La violencia como vía en el conflicto del taxi

25/01/2019

Silvia Fernández

Ghandi decía que aquellas victorias conseguidas a través de la violencia equivalen a una derrota puesto que son momentáneas. Lo logrado a través de la radicalidad, la presión, el miedo y las amenazas no se mantiene en el tiempo. Eso es precisamente lo que va a suceder con los taxistas de Cataluña y, si siguen el mismo camino, con los de Madrid y el resto de las ciudades españolas que radicalicen las movilizaciones contra los VTC.

El acuerdo alcanzado por la Generalitat, el Ayuntamiento de Barcelona y los taxistas catalanes y que se traducirá en un decreto ley que será aprobado la próxima semana hace aguas por todos lados y más pronto que tarde será suspendido. La propuesta del Gobierno autónomo ha servido para desconvocar un paro en el que se han roto lunas de coches, se ha paralizado el tráfico y se ha atemorizado a los ciudadanos, a los que se ha obligado a bajar de autobuses incluso que iban al aeropuerto aún a sabiendas de que podrían provocar la pérdida de un vuelo. El temor a que las reivindicaciones subieran aún de tono, con amenazas de bloquear la frontera con Francia, la Generalitat ha aceptado parte de las peticiones de los taxistas, como obligar a que la precontratación de los VTC se haga al menos con una antelación de una hora (está en 15 minutos), prohibir que estén geolocalizados antes de ser contratados y obligarlos a regresar a su base después de cada servicio.

Pero la paz no va a durar mucho. Para empezar el acuerdo contó solo con el respaldo del 52% de los taxistas mientras que un 46% lo rechazó y reclamaba «más guerra», lo que evidencia un alto nivel de desacuerdo y un caldo de cultivo para los próximos meses. A esto hay que sumar que los VTC no se van a quedar de brazos cruzados y ya han anunciado que recurrirán en los tribunales el decreto ley que apruebe la Generalitat. Además, van a reclamar al Gobierno autónomo indemnizaciones por lo que suponen que son trabas a su actividad y la cifra que se maneja son 1.100 millones de euros. El organismo que regula la Competencia en Cataluña ha advertido también que impugnará el decreto si restringe la competencia.

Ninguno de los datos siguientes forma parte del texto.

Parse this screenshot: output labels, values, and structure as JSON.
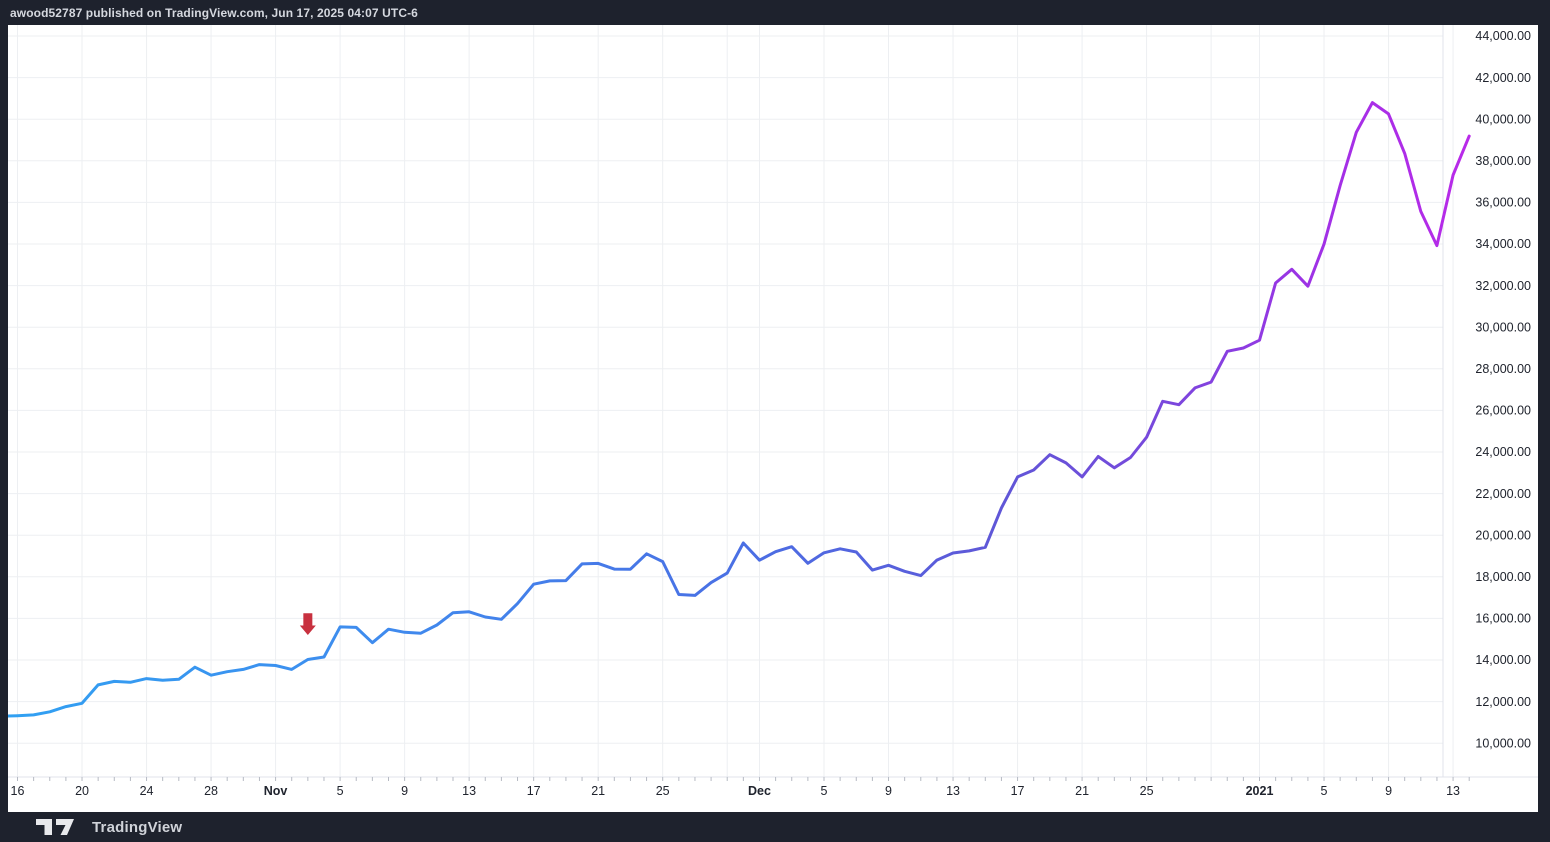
{
  "header": {
    "attribution": "awood52787 published on TradingView.com, Jun 17, 2025 04:07 UTC-6"
  },
  "footer": {
    "brand": "TradingView"
  },
  "chart_data": {
    "type": "line",
    "title": "",
    "xlabel": "",
    "ylabel": "",
    "x_start_date": "2020-10-15",
    "x_unit": "day",
    "first_point_day": -1,
    "ylim": [
      10000,
      44000
    ],
    "grid": {
      "color": "#edeff2",
      "sep_color": "#e0e3eb",
      "tick_color": "#b6bac3"
    },
    "axis_text_color": "#20242e",
    "line_width": 3,
    "line_gradient": [
      {
        "offset": 0,
        "color": "#31a0f2"
      },
      {
        "offset": 0.25,
        "color": "#3f8bee"
      },
      {
        "offset": 0.5,
        "color": "#4a6fe4"
      },
      {
        "offset": 0.68,
        "color": "#6056d7"
      },
      {
        "offset": 0.8,
        "color": "#7c46dd"
      },
      {
        "offset": 0.9,
        "color": "#a130e6"
      },
      {
        "offset": 1,
        "color": "#b92ae9"
      }
    ],
    "series": [
      {
        "name": "price",
        "values": [
          11296,
          11322,
          11360,
          11508,
          11758,
          11916,
          12803,
          12973,
          12926,
          13108,
          13031,
          13070,
          13654,
          13271,
          13437,
          13546,
          13781,
          13737,
          13550,
          14023,
          14144,
          15590,
          15565,
          14833,
          15479,
          15332,
          15290,
          15684,
          16276,
          16317,
          16068,
          15955,
          16713,
          17645,
          17804,
          17817,
          18621,
          18642,
          18370,
          18365,
          19107,
          18732,
          17151,
          17108,
          17719,
          18178,
          19625,
          18800,
          19205,
          19446,
          18650,
          19154,
          19345,
          19191,
          18321,
          18553,
          18264,
          18058,
          18803,
          19144,
          19246,
          19417,
          21310,
          22805,
          23137,
          23869,
          23477,
          22803,
          23783,
          23241,
          23735,
          24712,
          26437,
          26272,
          27084,
          27362,
          28841,
          29002,
          29374,
          32127,
          32782,
          31971,
          33992,
          36824,
          39371,
          40797,
          40254,
          38356,
          35566,
          33922,
          37316,
          39187
        ]
      }
    ],
    "y_ticks": [
      {
        "value": 44000,
        "label": "44,000.00"
      },
      {
        "value": 42000,
        "label": "42,000.00"
      },
      {
        "value": 40000,
        "label": "40,000.00"
      },
      {
        "value": 38000,
        "label": "38,000.00"
      },
      {
        "value": 36000,
        "label": "36,000.00"
      },
      {
        "value": 34000,
        "label": "34,000.00"
      },
      {
        "value": 32000,
        "label": "32,000.00"
      },
      {
        "value": 30000,
        "label": "30,000.00"
      },
      {
        "value": 28000,
        "label": "28,000.00"
      },
      {
        "value": 26000,
        "label": "26,000.00"
      },
      {
        "value": 24000,
        "label": "24,000.00"
      },
      {
        "value": 22000,
        "label": "22,000.00"
      },
      {
        "value": 20000,
        "label": "20,000.00"
      },
      {
        "value": 18000,
        "label": "18,000.00"
      },
      {
        "value": 16000,
        "label": "16,000.00"
      },
      {
        "value": 14000,
        "label": "14,000.00"
      },
      {
        "value": 12000,
        "label": "12,000.00"
      },
      {
        "value": 10000,
        "label": "10,000.00"
      }
    ],
    "x_ticks": [
      {
        "label": "16",
        "day": 0,
        "bold": false
      },
      {
        "label": "20",
        "day": 4,
        "bold": false
      },
      {
        "label": "24",
        "day": 8,
        "bold": false
      },
      {
        "label": "28",
        "day": 12,
        "bold": false
      },
      {
        "label": "Nov",
        "day": 16,
        "bold": true
      },
      {
        "label": "5",
        "day": 20,
        "bold": false
      },
      {
        "label": "9",
        "day": 24,
        "bold": false
      },
      {
        "label": "13",
        "day": 28,
        "bold": false
      },
      {
        "label": "17",
        "day": 32,
        "bold": false
      },
      {
        "label": "21",
        "day": 36,
        "bold": false
      },
      {
        "label": "25",
        "day": 40,
        "bold": false
      },
      {
        "label": "",
        "day": 44,
        "bold": false
      },
      {
        "label": "Dec",
        "day": 46,
        "bold": true
      },
      {
        "label": "5",
        "day": 50,
        "bold": false
      },
      {
        "label": "9",
        "day": 54,
        "bold": false
      },
      {
        "label": "13",
        "day": 58,
        "bold": false
      },
      {
        "label": "17",
        "day": 62,
        "bold": false
      },
      {
        "label": "21",
        "day": 66,
        "bold": false
      },
      {
        "label": "25",
        "day": 70,
        "bold": false
      },
      {
        "label": "",
        "day": 74,
        "bold": false
      },
      {
        "label": "2021",
        "day": 77,
        "bold": true
      },
      {
        "label": "5",
        "day": 81,
        "bold": false
      },
      {
        "label": "9",
        "day": 85,
        "bold": false
      },
      {
        "label": "13",
        "day": 89,
        "bold": false
      }
    ],
    "marker": {
      "shape": "arrow-down",
      "color": "#c8313f",
      "day": 18,
      "value_top": 16250,
      "value_tip": 15200,
      "head_width": 16,
      "shaft_width": 9
    }
  }
}
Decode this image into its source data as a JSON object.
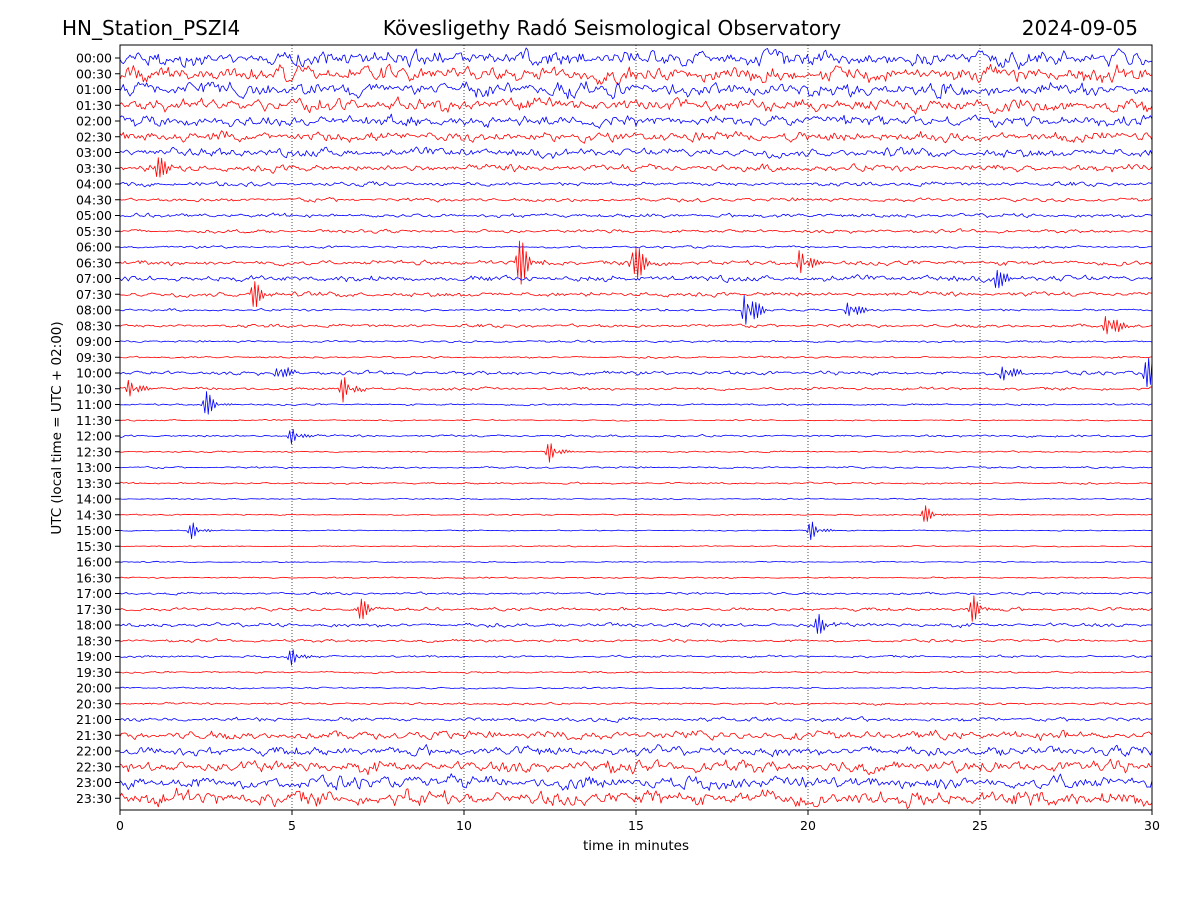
{
  "header": {
    "station": "HN_Station_PSZI4",
    "observatory": "Kövesligethy Radó Seismological Observatory",
    "date": "2024-09-05"
  },
  "chart_data": {
    "type": "line",
    "title": "Kövesligethy Radó Seismological Observatory",
    "xlabel": "time in minutes",
    "ylabel": "UTC (local time = UTC + 02:00)",
    "xlim": [
      0,
      30
    ],
    "x_ticks": [
      "0",
      "5",
      "10",
      "15",
      "20",
      "25",
      "30"
    ],
    "vertical_grid_at_minutes": [
      5,
      10,
      15,
      20,
      25
    ],
    "grid": "dotted vertical lines",
    "trace_colors": [
      "#0000ff",
      "#ff0000"
    ],
    "rows": [
      {
        "label": "00:00",
        "amplitude": 1.0
      },
      {
        "label": "00:30",
        "amplitude": 1.0
      },
      {
        "label": "01:00",
        "amplitude": 0.9
      },
      {
        "label": "01:30",
        "amplitude": 0.85
      },
      {
        "label": "02:00",
        "amplitude": 0.75
      },
      {
        "label": "02:30",
        "amplitude": 0.65
      },
      {
        "label": "03:00",
        "amplitude": 0.55
      },
      {
        "label": "03:30",
        "amplitude": 0.45
      },
      {
        "label": "04:00",
        "amplitude": 0.28
      },
      {
        "label": "04:30",
        "amplitude": 0.25
      },
      {
        "label": "05:00",
        "amplitude": 0.25
      },
      {
        "label": "05:30",
        "amplitude": 0.22
      },
      {
        "label": "06:00",
        "amplitude": 0.15
      },
      {
        "label": "06:30",
        "amplitude": 0.32
      },
      {
        "label": "07:00",
        "amplitude": 0.38
      },
      {
        "label": "07:30",
        "amplitude": 0.3
      },
      {
        "label": "08:00",
        "amplitude": 0.15
      },
      {
        "label": "08:30",
        "amplitude": 0.22
      },
      {
        "label": "09:00",
        "amplitude": 0.14
      },
      {
        "label": "09:30",
        "amplitude": 0.12
      },
      {
        "label": "10:00",
        "amplitude": 0.25
      },
      {
        "label": "10:30",
        "amplitude": 0.2
      },
      {
        "label": "11:00",
        "amplitude": 0.12
      },
      {
        "label": "11:30",
        "amplitude": 0.08
      },
      {
        "label": "12:00",
        "amplitude": 0.14
      },
      {
        "label": "12:30",
        "amplitude": 0.1
      },
      {
        "label": "13:00",
        "amplitude": 0.12
      },
      {
        "label": "13:30",
        "amplitude": 0.12
      },
      {
        "label": "14:00",
        "amplitude": 0.08
      },
      {
        "label": "14:30",
        "amplitude": 0.08
      },
      {
        "label": "15:00",
        "amplitude": 0.07
      },
      {
        "label": "15:30",
        "amplitude": 0.07
      },
      {
        "label": "16:00",
        "amplitude": 0.07
      },
      {
        "label": "16:30",
        "amplitude": 0.1
      },
      {
        "label": "17:00",
        "amplitude": 0.16
      },
      {
        "label": "17:30",
        "amplitude": 0.22
      },
      {
        "label": "18:00",
        "amplitude": 0.25
      },
      {
        "label": "18:30",
        "amplitude": 0.18
      },
      {
        "label": "19:00",
        "amplitude": 0.15
      },
      {
        "label": "19:30",
        "amplitude": 0.12
      },
      {
        "label": "20:00",
        "amplitude": 0.1
      },
      {
        "label": "20:30",
        "amplitude": 0.14
      },
      {
        "label": "21:00",
        "amplitude": 0.28
      },
      {
        "label": "21:30",
        "amplitude": 0.55
      },
      {
        "label": "22:00",
        "amplitude": 0.6
      },
      {
        "label": "22:30",
        "amplitude": 0.75
      },
      {
        "label": "23:00",
        "amplitude": 0.85
      },
      {
        "label": "23:30",
        "amplitude": 1.0
      }
    ],
    "events": [
      {
        "row": "03:30",
        "minute": 1.1,
        "amplitude": 1.0
      },
      {
        "row": "06:30",
        "minute": 11.6,
        "amplitude": 2.0
      },
      {
        "row": "06:30",
        "minute": 14.9,
        "amplitude": 2.2
      },
      {
        "row": "06:30",
        "minute": 19.8,
        "amplitude": 1.3
      },
      {
        "row": "07:00",
        "minute": 25.4,
        "amplitude": 1.2
      },
      {
        "row": "07:30",
        "minute": 3.9,
        "amplitude": 1.0
      },
      {
        "row": "08:00",
        "minute": 18.2,
        "amplitude": 2.2
      },
      {
        "row": "08:00",
        "minute": 21.2,
        "amplitude": 1.0
      },
      {
        "row": "08:30",
        "minute": 28.7,
        "amplitude": 1.4
      },
      {
        "row": "10:00",
        "minute": 4.6,
        "amplitude": 0.9
      },
      {
        "row": "10:00",
        "minute": 25.7,
        "amplitude": 1.0
      },
      {
        "row": "10:00",
        "minute": 29.8,
        "amplitude": 1.7
      },
      {
        "row": "10:30",
        "minute": 0.3,
        "amplitude": 0.9
      },
      {
        "row": "10:30",
        "minute": 6.5,
        "amplitude": 1.0
      },
      {
        "row": "11:00",
        "minute": 2.5,
        "amplitude": 0.9
      },
      {
        "row": "12:00",
        "minute": 5.0,
        "amplitude": 0.6
      },
      {
        "row": "12:30",
        "minute": 12.5,
        "amplitude": 0.8
      },
      {
        "row": "14:30",
        "minute": 23.4,
        "amplitude": 0.6
      },
      {
        "row": "15:00",
        "minute": 2.1,
        "amplitude": 0.6
      },
      {
        "row": "15:00",
        "minute": 20.1,
        "amplitude": 0.7
      },
      {
        "row": "17:30",
        "minute": 7.0,
        "amplitude": 0.8
      },
      {
        "row": "17:30",
        "minute": 24.8,
        "amplitude": 0.9
      },
      {
        "row": "18:00",
        "minute": 20.3,
        "amplitude": 0.7
      },
      {
        "row": "19:00",
        "minute": 5.0,
        "amplitude": 0.7
      }
    ]
  }
}
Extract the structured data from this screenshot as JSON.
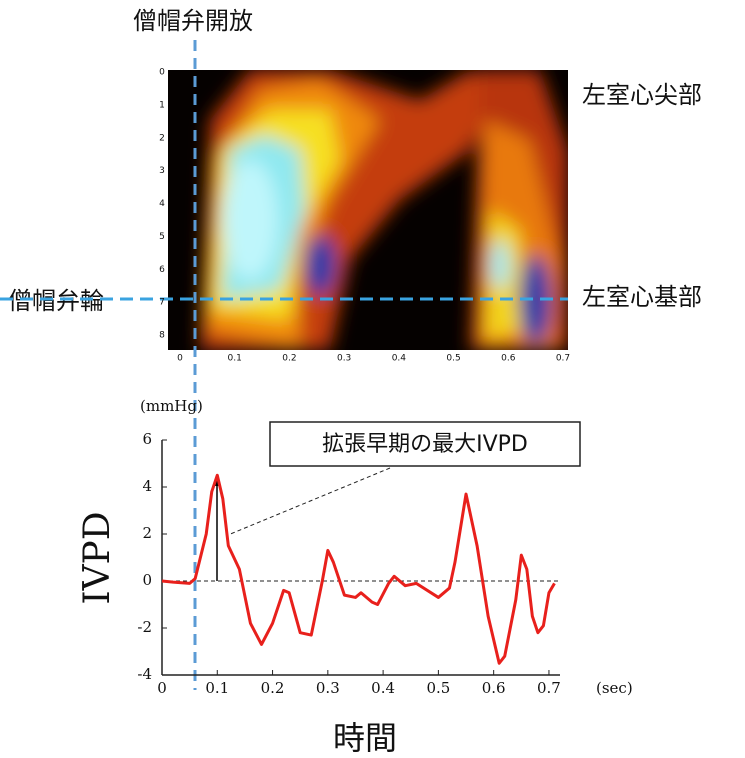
{
  "chart_data": [
    {
      "type": "heatmap",
      "annotations": [
        "僧帽弁開放",
        "左室心尖部",
        "左室心基部",
        "僧帽弁輪"
      ],
      "xlim": [
        0,
        0.7
      ],
      "xticks": [
        0,
        0.1,
        0.2,
        0.3,
        0.4,
        0.5,
        0.6,
        0.7
      ],
      "ylim": [
        0,
        8
      ],
      "yticks": [
        0,
        1,
        2,
        3,
        4,
        5,
        6,
        7,
        8
      ]
    },
    {
      "type": "line",
      "y_unit": "(mmHg)",
      "x_unit": "(sec)",
      "ylabel": "IVPD",
      "xlabel": "時間",
      "annotation": "拡張早期の最大IVPD",
      "x": [
        0,
        0.02,
        0.05,
        0.06,
        0.08,
        0.09,
        0.1,
        0.11,
        0.12,
        0.14,
        0.16,
        0.18,
        0.2,
        0.22,
        0.23,
        0.25,
        0.27,
        0.29,
        0.3,
        0.31,
        0.33,
        0.35,
        0.36,
        0.38,
        0.39,
        0.41,
        0.42,
        0.44,
        0.46,
        0.5,
        0.52,
        0.53,
        0.55,
        0.57,
        0.59,
        0.61,
        0.62,
        0.64,
        0.65,
        0.66,
        0.67,
        0.68,
        0.69,
        0.7,
        0.71
      ],
      "series": [
        {
          "color": "#e8201c",
          "values": [
            0,
            -0.05,
            -0.1,
            0.1,
            2.0,
            3.8,
            4.5,
            3.5,
            1.5,
            0.5,
            -1.8,
            -2.7,
            -1.8,
            -0.4,
            -0.5,
            -2.2,
            -2.3,
            0,
            1.3,
            0.8,
            -0.6,
            -0.7,
            -0.5,
            -0.9,
            -1.0,
            -0.1,
            0.2,
            -0.2,
            -0.1,
            -0.7,
            -0.3,
            0.8,
            3.7,
            1.5,
            -1.5,
            -3.5,
            -3.2,
            -0.8,
            1.1,
            0.5,
            -1.5,
            -2.2,
            -1.9,
            -0.5,
            -0.1
          ]
        }
      ],
      "xlim": [
        0,
        0.72
      ],
      "xticks": [
        0,
        0.1,
        0.2,
        0.3,
        0.4,
        0.5,
        0.6,
        0.7
      ],
      "ylim": [
        -4,
        6
      ],
      "yticks": [
        -4,
        -2,
        0,
        2,
        4,
        6
      ],
      "zero_line": true
    }
  ]
}
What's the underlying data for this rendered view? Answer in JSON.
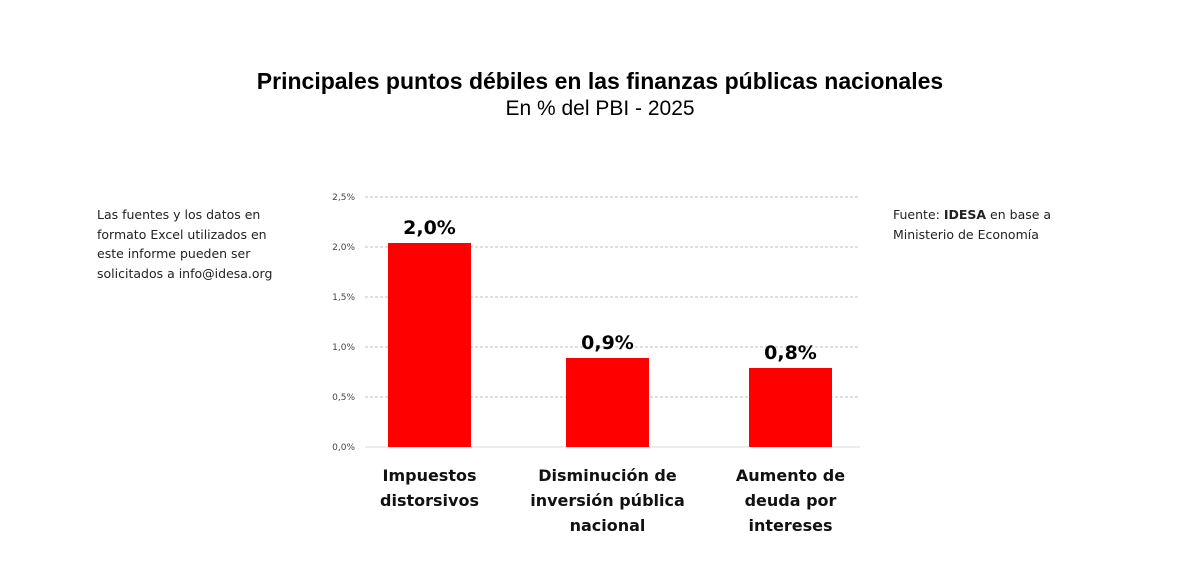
{
  "chart_data": {
    "type": "bar",
    "title": "Principales puntos débiles en las finanzas públicas nacionales",
    "subtitle": "En % del PBI - 2025",
    "categories": [
      "Impuestos distorsivos",
      "Disminución de inversión pública nacional",
      "Aumento de deuda por intereses"
    ],
    "values": [
      2.04,
      0.89,
      0.79
    ],
    "data_labels": [
      "2,0%",
      "0,9%",
      "0,8%"
    ],
    "ylim": [
      0,
      2.5
    ],
    "yticks": [
      0,
      0.5,
      1.0,
      1.5,
      2.0,
      2.5
    ],
    "ytick_labels": [
      "0,0%",
      "0,5%",
      "1,0%",
      "1,5%",
      "2,0%",
      "2,5%"
    ],
    "xlabel": "",
    "ylabel": "",
    "grid": true,
    "bar_color": "#ff0000"
  },
  "note": "Las fuentes y los datos en formato Excel utilizados en este informe pueden ser solicitados a info@idesa.org",
  "source": {
    "prefix": "Fuente: ",
    "org": "IDESA",
    "suffix": " en base a Ministerio de Economía"
  }
}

En Madrid la huelga continúa y los taxistas se están radicalizando para conseguir el mismo acuerdo que en Cataluña en vista de los buenos resultados que ha dado allí la violencia. Y esto que sucede en estas dos ciudades lo vamos a revivir en cadena en el resto de los territorios españoles gracias a que el Gobierno de Pedro Sánchez se lavó las manos de este asunto y pasó la papa caliente a las comunidades autónomas. En Canarias aún no existe el problema porque apenas hay 45 vehículos VTC operando frente a 5.700 taxis, pero, llegará.